Rz. 353
Nach dem Wortlaut der §§ 383 ZPO, 52 StPO sind Ehegatten, Lebenspartner, Verlobte und diejenigen Personen zur Zeugnisverweigerung berechtigt, die mit der Partei, dem Beteiligten oder dem Angeklagten in gerader Linie verwandt oder verschwägert beziehungsweise in der Seitenlinie bis zum dritten Grad verwandt oder bis zum zweiten Grad verschwägert sind oder waren.
Rz. 354
All diese Voraussetzungen sind innerhalb der nichtehelichen Lebensgemeinschaft nicht gegeben. Die Partner sind weder miteinander verlobt, noch stehen sie in einer engen persönlichen Beziehung, wie die §§ 383 ZPO oder 52 StPO sie erfordern. Diskutiert wird allerdings, ob die Vorschriften auf die nichteheliche Lebensgemeinschaft entsprechend anzuwenden sind. Begründet wird dies damit, dass zwischen den Partnern ein Vertrauensverhältnis besteht, das dem zwischen Eheleuten oder Lebenspartnern gleichkommt.
Rz. 355
Dem kann aber nicht gefolgt werden. Denn der Gesetzgeber hat die zahlreichen Gesetzesänderungen der vergangenen Jahre – etwa die Einführung des FamFG – nicht zum Anlass genommen hat, die Regelungen zum Aussageverweigerungsrecht zu ändern. Dies spricht für eine bewusste Entscheidung des Gesetzgebers gegen ein Aussageverweigerungsrecht innerhalb der nichtehelichen Lebensgemeinschaft. Hinzu kommt, dass das Bestehen einer nichtehelichen Lebensgemeinschaft häufig schwer zu objektivieren ist.
Rz. 356
Das Fehlen eines Aussageverweigerungsrechts verstößt auch nicht gegen Europäisches Recht. Der Europäische Gerichtshof für Menschenrechte hat dazu in einer Entscheidung vom 3.4.2012 zum Niederländischen Recht entschieden, dass sich der Begriff des Familienlebens im Sinne Art 8 EMRK, der das Recht auf Achtung des Privat- und Familienlebens beinhaltet, zwar nicht auf die durch die Ehe begründete Familie beschränkt, sondern auch Beziehungen beinhaltet, die faktisch entstanden sind.

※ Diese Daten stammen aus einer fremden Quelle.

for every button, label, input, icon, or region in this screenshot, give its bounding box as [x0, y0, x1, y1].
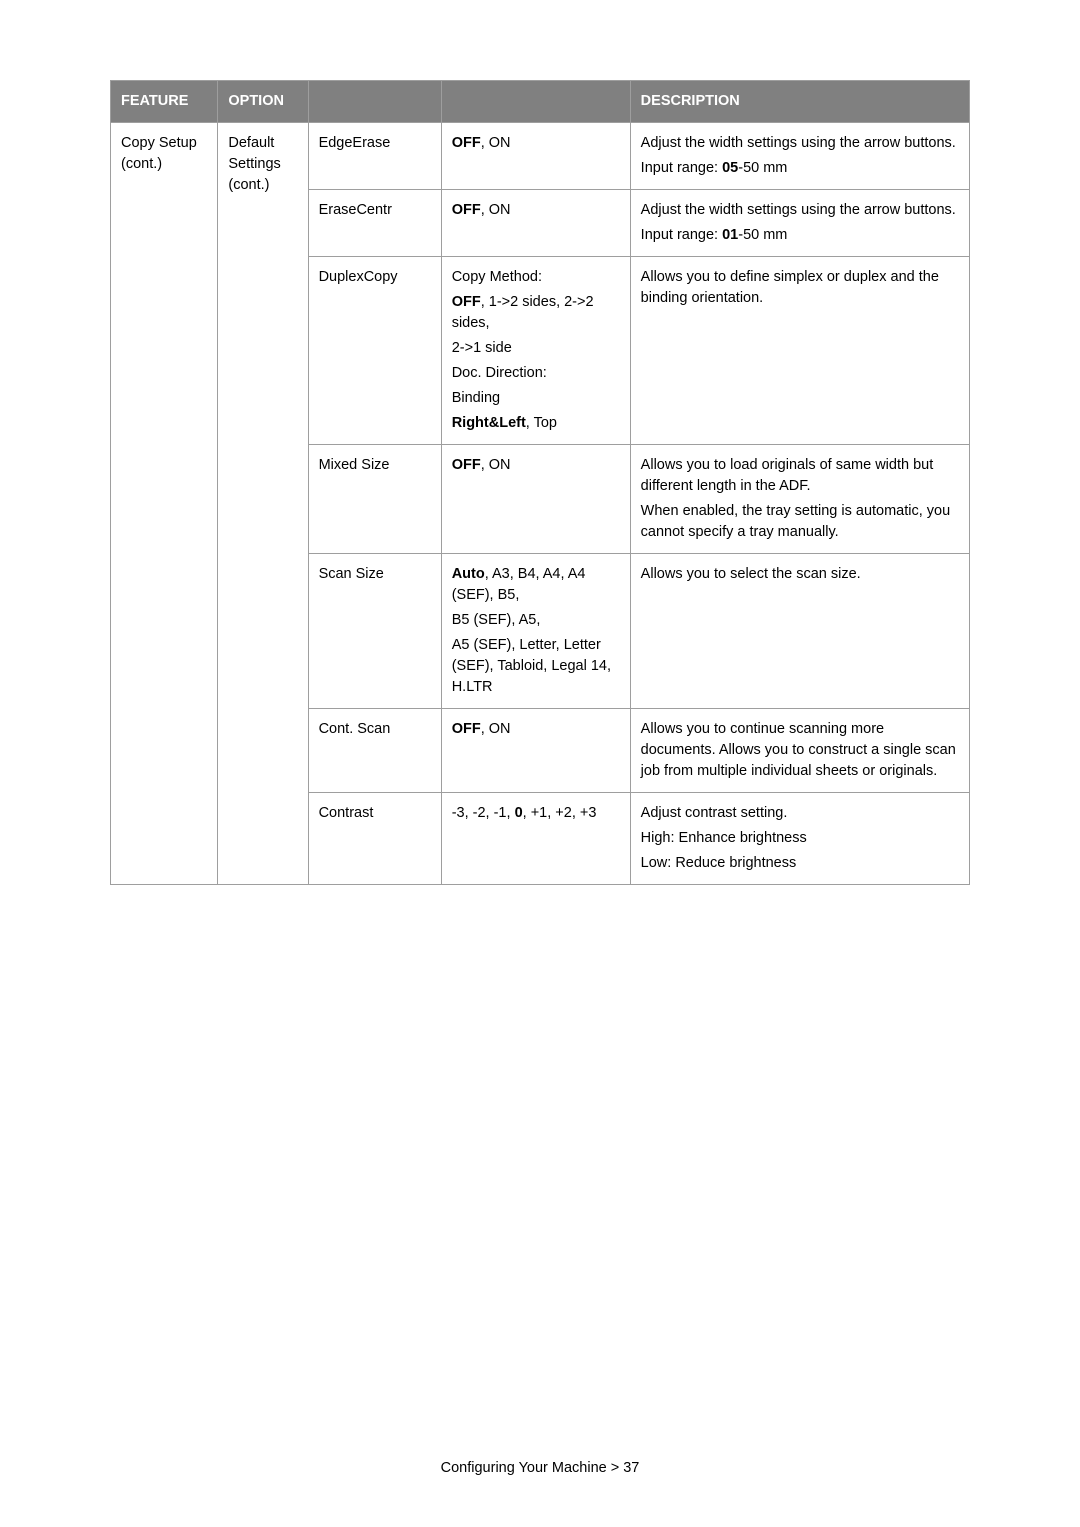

Der Versuch, einen der Partner einer nichtehelichen Lebensgemeinschaft zu einer Aussage zu zwingen stelle dann auch einen Eingriff in das Familienleben dar, wobei die Staaten jedoch bei der Entscheidung, ob ein solcher Eingriff notwendig ist, einen Entscheidungsspielraum haben. Es ist dann zulässig, wenn der Gesetzgeber dem allgemeinen Interesse am Schutz des Familienlebens den Vorrang gegenüber dem Interesse an der Strafverfolgung einräumt, diesen Schutz aber auf die Partner einer Ehe oder einer eingetragenen Partnerschaft unter Ausschluss anderer eheähnlicher Gemeinschaften beschränkt. Die Regelung im deutschen Recht entspricht derjenigen im Niederländischen.